Embeddings


This document provides a detailed specification for the AIGNE Hub Embeddings API endpoint. By following this guide, you will learn how to convert text into numerical vector representations, a foundational step for tasks like semantic search, text clustering, and similarity analysis.

Create embedding#

Generates a vector representation for a given text input. This is useful for machine learning applications that require a numerical representation of text.

POST /api/embeddings

Request Body#

model
string
required

The ID of the model to use for generating the embeddings. The model must be compatible with embedding tasks.

input
string or array
required

The input text or tokens to embed. This can be a single string, an array of strings, an array of integers (tokens), or an array of integer arrays (batched tokens).

Example Request#

Here is an example of how to call the embeddings endpoint using cURL.

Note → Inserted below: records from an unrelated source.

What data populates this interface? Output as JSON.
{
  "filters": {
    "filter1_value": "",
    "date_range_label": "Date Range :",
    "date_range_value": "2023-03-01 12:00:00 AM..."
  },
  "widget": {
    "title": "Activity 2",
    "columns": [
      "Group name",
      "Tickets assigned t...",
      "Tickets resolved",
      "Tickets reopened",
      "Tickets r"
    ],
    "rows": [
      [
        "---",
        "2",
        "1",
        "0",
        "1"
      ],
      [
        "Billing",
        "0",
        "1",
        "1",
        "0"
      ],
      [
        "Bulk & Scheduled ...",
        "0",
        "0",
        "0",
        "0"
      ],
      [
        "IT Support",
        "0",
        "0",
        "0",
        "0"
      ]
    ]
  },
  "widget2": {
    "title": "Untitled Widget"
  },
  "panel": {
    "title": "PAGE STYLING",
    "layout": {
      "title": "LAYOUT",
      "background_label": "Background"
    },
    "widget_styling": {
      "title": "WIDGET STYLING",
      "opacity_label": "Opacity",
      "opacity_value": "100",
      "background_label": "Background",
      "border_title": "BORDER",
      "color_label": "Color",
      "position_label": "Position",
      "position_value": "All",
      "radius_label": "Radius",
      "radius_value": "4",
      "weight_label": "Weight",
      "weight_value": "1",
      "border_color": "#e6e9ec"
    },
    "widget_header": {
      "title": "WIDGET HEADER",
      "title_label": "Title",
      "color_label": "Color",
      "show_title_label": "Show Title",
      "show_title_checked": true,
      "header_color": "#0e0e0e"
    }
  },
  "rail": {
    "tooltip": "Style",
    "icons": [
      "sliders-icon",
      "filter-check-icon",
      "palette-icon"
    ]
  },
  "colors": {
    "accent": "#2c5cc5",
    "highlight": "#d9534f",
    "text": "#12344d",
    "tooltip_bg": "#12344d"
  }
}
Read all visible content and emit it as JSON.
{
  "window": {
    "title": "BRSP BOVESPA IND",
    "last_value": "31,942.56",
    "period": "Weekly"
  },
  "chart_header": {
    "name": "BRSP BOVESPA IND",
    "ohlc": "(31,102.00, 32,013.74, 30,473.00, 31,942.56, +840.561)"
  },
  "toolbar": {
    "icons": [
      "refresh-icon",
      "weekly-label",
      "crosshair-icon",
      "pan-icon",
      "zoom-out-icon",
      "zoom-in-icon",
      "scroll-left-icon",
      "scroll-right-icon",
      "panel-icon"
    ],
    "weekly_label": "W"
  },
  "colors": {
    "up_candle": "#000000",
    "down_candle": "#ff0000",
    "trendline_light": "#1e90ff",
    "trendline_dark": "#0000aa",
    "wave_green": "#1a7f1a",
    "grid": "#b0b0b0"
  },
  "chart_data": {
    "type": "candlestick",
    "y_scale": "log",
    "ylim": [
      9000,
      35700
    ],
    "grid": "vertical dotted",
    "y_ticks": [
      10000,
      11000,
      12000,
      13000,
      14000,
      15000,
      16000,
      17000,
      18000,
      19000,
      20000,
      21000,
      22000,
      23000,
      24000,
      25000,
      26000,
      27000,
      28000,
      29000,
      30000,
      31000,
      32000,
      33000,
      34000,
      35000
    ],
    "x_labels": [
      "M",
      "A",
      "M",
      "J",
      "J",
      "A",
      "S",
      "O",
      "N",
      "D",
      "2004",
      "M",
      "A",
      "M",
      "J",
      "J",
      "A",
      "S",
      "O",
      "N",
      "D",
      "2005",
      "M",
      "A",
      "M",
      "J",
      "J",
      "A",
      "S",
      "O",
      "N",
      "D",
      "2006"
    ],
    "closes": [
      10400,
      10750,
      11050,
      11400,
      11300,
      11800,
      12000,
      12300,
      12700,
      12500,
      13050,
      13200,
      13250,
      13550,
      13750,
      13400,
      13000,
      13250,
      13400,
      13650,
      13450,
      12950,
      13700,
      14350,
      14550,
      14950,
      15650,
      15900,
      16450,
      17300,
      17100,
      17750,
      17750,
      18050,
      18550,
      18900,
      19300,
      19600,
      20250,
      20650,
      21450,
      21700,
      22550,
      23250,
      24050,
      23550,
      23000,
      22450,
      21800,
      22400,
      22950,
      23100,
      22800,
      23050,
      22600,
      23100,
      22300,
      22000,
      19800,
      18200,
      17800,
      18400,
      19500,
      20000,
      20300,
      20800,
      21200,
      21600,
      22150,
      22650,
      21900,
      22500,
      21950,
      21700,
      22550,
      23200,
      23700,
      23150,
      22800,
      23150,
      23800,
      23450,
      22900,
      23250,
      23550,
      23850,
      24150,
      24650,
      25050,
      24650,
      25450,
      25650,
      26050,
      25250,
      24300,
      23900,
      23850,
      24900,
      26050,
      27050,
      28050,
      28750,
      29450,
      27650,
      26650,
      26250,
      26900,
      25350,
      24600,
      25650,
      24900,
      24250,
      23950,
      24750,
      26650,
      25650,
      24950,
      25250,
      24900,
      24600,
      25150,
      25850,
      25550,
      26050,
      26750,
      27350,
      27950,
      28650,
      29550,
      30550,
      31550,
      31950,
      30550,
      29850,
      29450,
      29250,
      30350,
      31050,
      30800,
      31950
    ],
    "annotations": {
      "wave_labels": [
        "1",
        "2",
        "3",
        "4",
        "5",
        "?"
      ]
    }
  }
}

Create an embedding request

curl https://your-aigne-hub-instance.com/api/embeddings \
  -H "Content-Type: application/json" \
  -H "Authorization: Bearer YOUR_API_KEY" \
  -d '{
    "model": "text-embedding-3-small",
    "input": "AIGNE Hub is a unified AI gateway."
  }'

Response Body#

The API returns an object containing the list of embedding data.

data
array
required

An array of embedding objects, where each object corresponds to an input item.

3 subfields
model
string
required

The model that was used to generate the embeddings.

object
string
required

The type of the top-level object, which is always list.

usage
object
required

An object detailing the token usage for the request.

2 subfields

Example Response#

Example Response

{
  "object": "list",
  "data": [
    {
      "object": "embedding",
      "embedding": [
        -0.006929283495992422,
        -0.005336422007530928,
        ...
        -4.547132266452536e-05
      ],
      "index": 0
    }
  ],
  "model": "text-embedding-3-small",
  "usage": {
    "prompt_tokens": 8,
    "total_tokens": 8
  }
}

Summary#

The Embeddings API provides a straightforward method for converting text into high-dimensional vectors, enabling a wide range of natural language processing applications. For building more complex conversational or generative AI, you may also want to explore the Chat Completions API.